А тот все распространялся, радуясь, что нашел наконец молчаливого задушевного собеседника, с которым говори хоть целый век!
– …и это я своим опытом дошел, что дух тут должен быть сухой, смолистый, древяный. У вас в городе, поди, и древо-те камнем пахнет, а в камне сердца нет. Душа не может в камне жить, нет ей там прислонища. И как мне досталось понять ноне, душа, милый, навсегда уходит из мира, а ейное место заступает разум. Она, бывалча, не смотрит, как бы ускользнуть, вся так и ходит в царапинах, а новый хозяин – он не применяется. Опять же религия с другого конца – извиняюсь за нескромность – чище рубанка ее стругает: не души, а брусья в нас стали, милый вы мой заграничный господин! Знавал я в старые годы хлюста одного, с усиками: душа, говорит, мешает идти в шаг прогрессу нашего времени. Оттого, дескать, к северу и лежит Бело море, а с юга Черненько, а посередь болтается серая мужицкая лужа. Умный, слов нет, и никто с ним говорить не смеет… и мы не прочь, а только боязно: моряна-то, котора внутри-то нас… она цветы жжет, видите ли что! Хитро больно устроено… – Он доверчиво подался вперед, и борода его обжигающе защекотала ухо иностранца. – Солнце, к примеру, ровно овца… утром выгони; к вечеру само прибежит. А рази я, скажем, Фаддей, гожусь ему в пастухи… какая вещь! Оммана боязно…
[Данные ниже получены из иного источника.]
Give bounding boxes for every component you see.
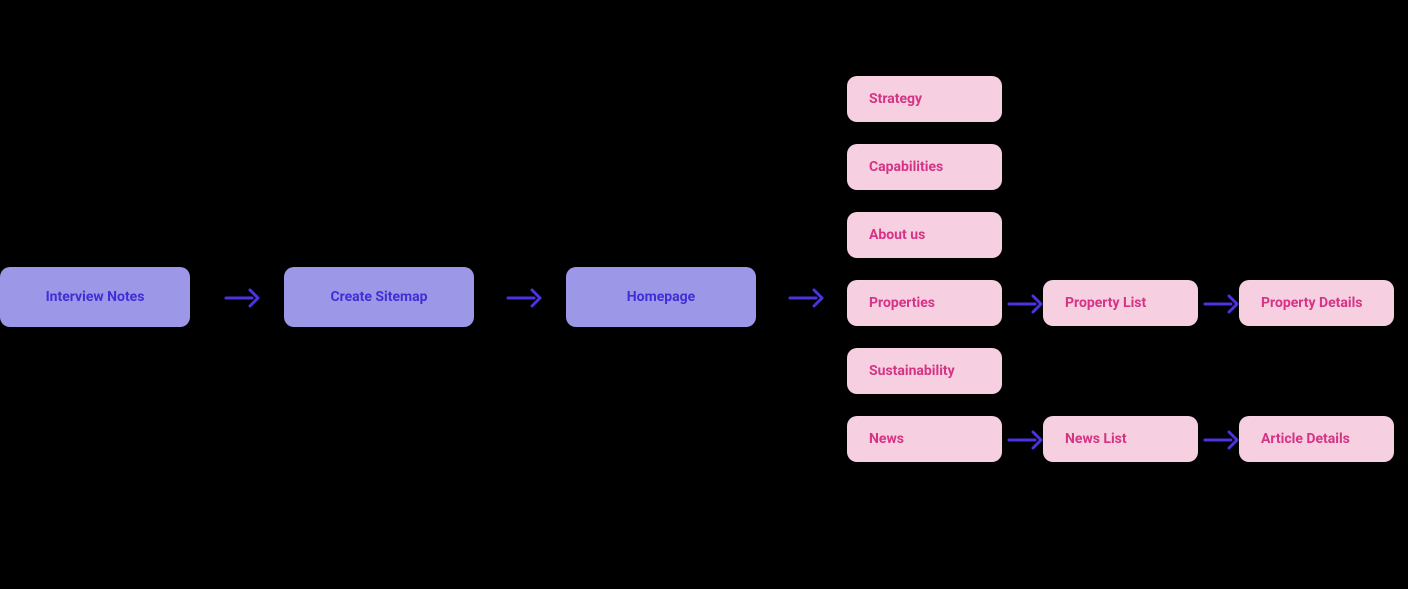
node-properties: Properties [847, 280, 1002, 326]
arrow-a6 [1007, 430, 1045, 450]
arrow-a1 [224, 288, 262, 308]
node-label: Create Sitemap [330, 289, 427, 305]
node-label: Capabilities [869, 159, 943, 175]
node-label: Homepage [627, 289, 695, 305]
arrow-a3 [788, 288, 826, 308]
node-label: Article Details [1261, 431, 1350, 447]
node-strategy: Strategy [847, 76, 1002, 122]
node-about-us: About us [847, 212, 1002, 258]
node-create-sitemap: Create Sitemap [284, 267, 474, 327]
node-homepage: Homepage [566, 267, 756, 327]
node-label: Property Details [1261, 295, 1363, 311]
node-news-list: News List [1043, 416, 1198, 462]
arrow-a5 [1203, 294, 1241, 314]
node-property-list: Property List [1043, 280, 1198, 326]
node-label: News [869, 431, 904, 447]
node-property-details: Property Details [1239, 280, 1394, 326]
node-sustainability: Sustainability [847, 348, 1002, 394]
node-label: Property List [1065, 295, 1146, 311]
node-label: Properties [869, 295, 935, 311]
node-news: News [847, 416, 1002, 462]
node-label: News List [1065, 431, 1127, 447]
node-label: About us [869, 227, 925, 243]
node-capabilities: Capabilities [847, 144, 1002, 190]
node-label: Strategy [869, 91, 922, 107]
node-label: Sustainability [869, 363, 955, 379]
arrow-a7 [1203, 430, 1241, 450]
node-article-details: Article Details [1239, 416, 1394, 462]
node-label: Interview Notes [46, 289, 145, 305]
arrow-a4 [1007, 294, 1045, 314]
arrow-a2 [506, 288, 544, 308]
node-interview-notes: Interview Notes [0, 267, 190, 327]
Вдруг он оборвал, накинул картуз и побежал к прерванной работе. Стороной шел Бураго, главный инженер: он ежедневно обходил так, дозором, это обширное поле будущих битв. Был то некрупный, но широкий и заметный человек с круто откинутым лбом, над которым дымилась грязноватая проседь; глаза, даже не родня друг другу, сидели совсем по-разному в подбровных ямках: левому дано было повергать в страх, а правый в то же время смешливо щурился и пропадал под мясистым веком… Инженер уже скрылся, а Фаддеев молоток все еще твердил что-то суетливо о полной его, Фаддеевой, благонадежности. Разочек покосился старик и на иностранца, чтоб не выдавал душевного секрета, но тот уже уходил… Временами он совсем отказывался понимать смысл и судьбы этой пространной географической нелепости, какой представлялась ему Россия, где уживались и треск социального половодья, и мудрая, проницательная тишина. На крыше двухэтажного дома стучала вторая смена плотников, крепя стропила; отрывисто сверкали в закате их неторопливые топоры. Где-то, как бы за спиной, пел на высоких грустных нотах девичий хор, а впереди подымались нешелохнутые, тонкие туманцы; пахло свежей земляной раной, о ней и песня. Лишь утром он увидел, как непостоянна эта российская тишина.